Неожиданно меня вызвали в боевую рубку сообщением, что командир и адмирал тяжело ранены и нужно принимать командование. Добежав до третьей дымовой трубы, я внезапно воздушной волной в спину был брошен вперед и, упав на палубу, разбил лицо, однако сознание не потерял и, оглянувшись, увидел, что там где я стоял до этого, командуя тушением пожара, в палубе зияет дыра, а матросов раскидало во все стороны. А еще говорят, что снаряд два раза в одно место не бьет.
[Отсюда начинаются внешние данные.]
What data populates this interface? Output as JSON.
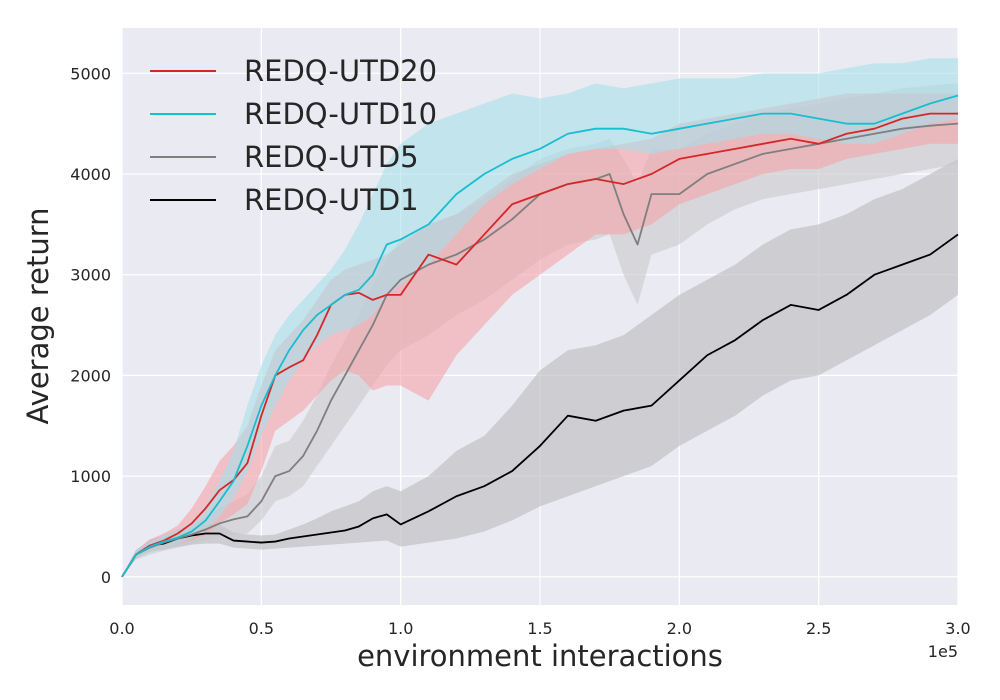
{
  "chart_data": {
    "type": "line",
    "title": "",
    "xlabel": "environment interactions",
    "ylabel": "Average return",
    "x_multiplier_label": "1e5",
    "xlim": [
      0,
      3.0
    ],
    "ylim": [
      -280,
      5450
    ],
    "x_ticks": [
      0.0,
      0.5,
      1.0,
      1.5,
      2.0,
      2.5,
      3.0
    ],
    "x_tick_labels": [
      "0.0",
      "0.5",
      "1.0",
      "1.5",
      "2.0",
      "2.5",
      "3.0"
    ],
    "y_ticks": [
      0,
      1000,
      2000,
      3000,
      4000,
      5000
    ],
    "y_tick_labels": [
      "0",
      "1000",
      "2000",
      "3000",
      "4000",
      "5000"
    ],
    "grid": true,
    "legend_position": "top-left",
    "background": "#eaeaf2",
    "series": [
      {
        "name": "REDQ-UTD20",
        "color": "#d62728",
        "band_color": "#f4a3a8",
        "x": [
          0.0,
          0.05,
          0.1,
          0.15,
          0.2,
          0.25,
          0.3,
          0.35,
          0.4,
          0.45,
          0.5,
          0.55,
          0.6,
          0.65,
          0.7,
          0.75,
          0.8,
          0.85,
          0.9,
          0.95,
          1.0,
          1.1,
          1.2,
          1.3,
          1.4,
          1.5,
          1.6,
          1.7,
          1.8,
          1.9,
          2.0,
          2.1,
          2.2,
          2.3,
          2.4,
          2.5,
          2.6,
          2.7,
          2.8,
          2.9,
          3.0
        ],
        "y": [
          0,
          220,
          310,
          360,
          430,
          530,
          680,
          860,
          960,
          1130,
          1600,
          2000,
          2080,
          2150,
          2400,
          2700,
          2800,
          2820,
          2750,
          2800,
          2800,
          3200,
          3100,
          3400,
          3700,
          3800,
          3900,
          3950,
          3900,
          4000,
          4150,
          4200,
          4250,
          4300,
          4350,
          4300,
          4400,
          4450,
          4550,
          4600,
          4600
        ],
        "lower": [
          0,
          180,
          250,
          300,
          330,
          360,
          420,
          530,
          620,
          720,
          1050,
          1450,
          1550,
          1650,
          1800,
          1950,
          2050,
          2000,
          1850,
          1900,
          1900,
          1750,
          2200,
          2500,
          2800,
          3000,
          3200,
          3400,
          3400,
          3500,
          3700,
          3800,
          3900,
          4000,
          4050,
          4050,
          4150,
          4200,
          4250,
          4300,
          4300
        ],
        "upper": [
          0,
          260,
          370,
          430,
          510,
          680,
          900,
          1150,
          1300,
          1500,
          1900,
          2250,
          2400,
          2550,
          2750,
          2950,
          3050,
          3100,
          3150,
          3200,
          3300,
          3500,
          3600,
          3800,
          4000,
          4100,
          4200,
          4250,
          4300,
          4350,
          4500,
          4550,
          4600,
          4650,
          4700,
          4750,
          4800,
          4800,
          4800,
          4800,
          4800
        ]
      },
      {
        "name": "REDQ-UTD10",
        "color": "#17becf",
        "band_color": "#a6dfe9",
        "x": [
          0.0,
          0.05,
          0.1,
          0.15,
          0.2,
          0.25,
          0.3,
          0.35,
          0.4,
          0.45,
          0.5,
          0.55,
          0.6,
          0.65,
          0.7,
          0.75,
          0.8,
          0.85,
          0.9,
          0.95,
          1.0,
          1.1,
          1.2,
          1.3,
          1.4,
          1.5,
          1.6,
          1.7,
          1.8,
          1.9,
          2.0,
          2.1,
          2.2,
          2.3,
          2.4,
          2.5,
          2.6,
          2.7,
          2.8,
          2.9,
          3.0
        ],
        "y": [
          0,
          220,
          300,
          350,
          390,
          450,
          560,
          750,
          950,
          1300,
          1700,
          2000,
          2250,
          2450,
          2600,
          2700,
          2800,
          2850,
          3000,
          3300,
          3350,
          3500,
          3800,
          4000,
          4150,
          4250,
          4400,
          4450,
          4450,
          4400,
          4450,
          4500,
          4550,
          4600,
          4600,
          4550,
          4500,
          4500,
          4600,
          4700,
          4780
        ],
        "lower": [
          0,
          180,
          250,
          300,
          330,
          380,
          460,
          600,
          780,
          1050,
          1400,
          1700,
          1950,
          2150,
          2300,
          2400,
          2450,
          2500,
          2600,
          2800,
          2900,
          3100,
          3400,
          3700,
          3900,
          4050,
          4200,
          4250,
          4250,
          4200,
          4250,
          4300,
          4350,
          4400,
          4400,
          4350,
          4300,
          4300,
          4400,
          4500,
          4550
        ],
        "upper": [
          0,
          260,
          350,
          410,
          460,
          540,
          700,
          950,
          1250,
          1700,
          2100,
          2400,
          2600,
          2750,
          2900,
          3050,
          3250,
          3500,
          3800,
          4100,
          4300,
          4500,
          4600,
          4700,
          4800,
          4750,
          4800,
          4900,
          4850,
          4900,
          4950,
          4950,
          4950,
          5000,
          5000,
          5000,
          5050,
          5100,
          5100,
          5150,
          5150
        ]
      },
      {
        "name": "REDQ-UTD5",
        "color": "#7f7f7f",
        "band_color": "#c8c8cc",
        "x": [
          0.0,
          0.05,
          0.1,
          0.15,
          0.2,
          0.25,
          0.3,
          0.35,
          0.4,
          0.45,
          0.5,
          0.55,
          0.6,
          0.65,
          0.7,
          0.75,
          0.8,
          0.85,
          0.9,
          0.95,
          1.0,
          1.1,
          1.2,
          1.3,
          1.4,
          1.5,
          1.6,
          1.7,
          1.75,
          1.8,
          1.85,
          1.9,
          2.0,
          2.1,
          2.2,
          2.3,
          2.4,
          2.5,
          2.6,
          2.7,
          2.8,
          2.9,
          3.0
        ],
        "y": [
          0,
          220,
          290,
          340,
          380,
          420,
          470,
          530,
          570,
          600,
          750,
          1000,
          1050,
          1200,
          1450,
          1750,
          2000,
          2250,
          2500,
          2800,
          2950,
          3100,
          3200,
          3350,
          3550,
          3800,
          3900,
          3950,
          4000,
          3600,
          3300,
          3800,
          3800,
          4000,
          4100,
          4200,
          4250,
          4300,
          4350,
          4400,
          4450,
          4480,
          4500
        ],
        "lower": [
          0,
          170,
          220,
          260,
          290,
          320,
          360,
          400,
          420,
          430,
          560,
          750,
          800,
          900,
          1100,
          1300,
          1500,
          1700,
          1900,
          2100,
          2250,
          2400,
          2600,
          2750,
          2950,
          3150,
          3300,
          3350,
          3400,
          3000,
          2700,
          3200,
          3300,
          3500,
          3650,
          3750,
          3800,
          3850,
          3900,
          3950,
          4000,
          4050,
          4100
        ],
        "upper": [
          0,
          270,
          360,
          420,
          470,
          520,
          600,
          680,
          750,
          820,
          1000,
          1300,
          1350,
          1550,
          1800,
          2100,
          2350,
          2600,
          2900,
          3150,
          3350,
          3500,
          3600,
          3750,
          3950,
          4150,
          4250,
          4300,
          4350,
          4150,
          3900,
          4250,
          4250,
          4400,
          4500,
          4600,
          4650,
          4700,
          4750,
          4800,
          4850,
          4880,
          4900
        ]
      },
      {
        "name": "REDQ-UTD1",
        "color": "#000000",
        "band_color": "#b9b9bd",
        "x": [
          0.0,
          0.05,
          0.1,
          0.15,
          0.2,
          0.25,
          0.3,
          0.35,
          0.4,
          0.45,
          0.5,
          0.55,
          0.6,
          0.65,
          0.7,
          0.75,
          0.8,
          0.85,
          0.9,
          0.95,
          1.0,
          1.1,
          1.2,
          1.3,
          1.4,
          1.5,
          1.6,
          1.7,
          1.8,
          1.9,
          2.0,
          2.1,
          2.2,
          2.3,
          2.4,
          2.5,
          2.6,
          2.7,
          2.8,
          2.9,
          3.0
        ],
        "y": [
          0,
          220,
          310,
          330,
          380,
          410,
          430,
          430,
          360,
          350,
          340,
          350,
          380,
          400,
          420,
          440,
          460,
          500,
          580,
          620,
          520,
          650,
          800,
          900,
          1050,
          1300,
          1600,
          1550,
          1650,
          1700,
          1950,
          2200,
          2350,
          2550,
          2700,
          2650,
          2800,
          3000,
          3100,
          3200,
          3400
        ],
        "lower": [
          0,
          180,
          250,
          270,
          300,
          320,
          330,
          330,
          290,
          280,
          270,
          280,
          290,
          300,
          310,
          320,
          330,
          340,
          350,
          360,
          300,
          340,
          380,
          450,
          560,
          700,
          800,
          900,
          1000,
          1100,
          1300,
          1450,
          1600,
          1800,
          1950,
          2000,
          2150,
          2300,
          2450,
          2600,
          2800
        ],
        "upper": [
          0,
          260,
          370,
          390,
          450,
          490,
          520,
          520,
          440,
          420,
          410,
          420,
          470,
          520,
          580,
          650,
          700,
          750,
          850,
          900,
          850,
          1000,
          1250,
          1400,
          1700,
          2050,
          2250,
          2300,
          2400,
          2600,
          2800,
          2950,
          3100,
          3300,
          3450,
          3500,
          3600,
          3750,
          3850,
          4000,
          4150
        ]
      }
    ]
  }
}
Как позже я узнал, вдобавок его осколки через вентиляционную шахту проникли к средней машине и повредили ее. Осколок снаряда попал в подшипник, и этот подшипник теперь сильно грелся. Нужно было остановить машину, чтоб выковырять осколок. Но так как на машинном телеграфе стоял "Самый полный вперед", а боевая рубка на вызовы не отвечала, мехи наши решили до последней возможности не останавливать машину, а подшипник охлаждать, поливая маслом.
Прибыв к боевой рубке, я увидел, что левое крыло мостика превращено в руины прямым попаданием, в рубке все забрызгано кровью и искорежено, внутри лежат мертвые и отдельно раненые. Командир корабля был смертельно ранен в голову и бредил. Весь бледный, адмирал наш без сознанья сидел, прислонившись к броне в луже крови, и зажимал руками рану на животе. Два санитара пытались разжать его руки, чтоб наложить повязку.
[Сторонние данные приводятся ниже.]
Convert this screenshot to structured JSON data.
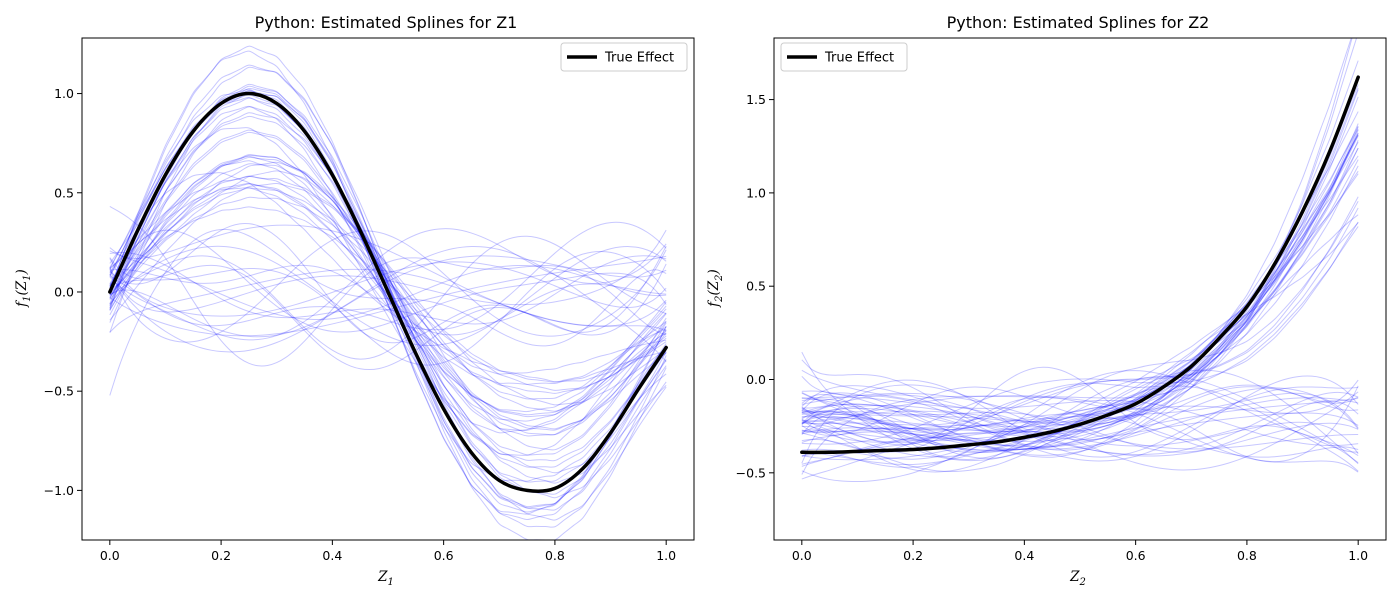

Раненый в руку лейтенант Колокольцов и тоже раненый старший боцман у штурвала удерживали корабль на курсе. Штурвал каким-то чудом действовал. Почти одновременно со мной, в рубку прибыли с перевязки старший минный офицер лейтенант Саблин и рулевой кондуктор Прокюс. Кондуктор сменил на руле Колокольцова, который, однако, отказался уходить на перевязку. Правда, управлять огнем из боевой рубки он уже не мог, аппарат Гейслера был разбит окончательно, переговорные трубы пробиты и скручены какими-то узлами, на месте, где раньше висел телефонный аппарат, теперь торчали только пучки проводов. Стали выносить раненых. Сначала пораженного несколькими осколками в спину Палецкого. Он был без сознания и, очевидно, потерял много крови...
В это же время в броненосец попал очередной 8" снаряд — в нос под левым клюзом, вскрыв взрывом изрядный кусок обшивки борта. И хотя пробоина была надводная, но буруном от хода ее весьма активно заливало. Корабль стал садиться носом, но огня не прекращал.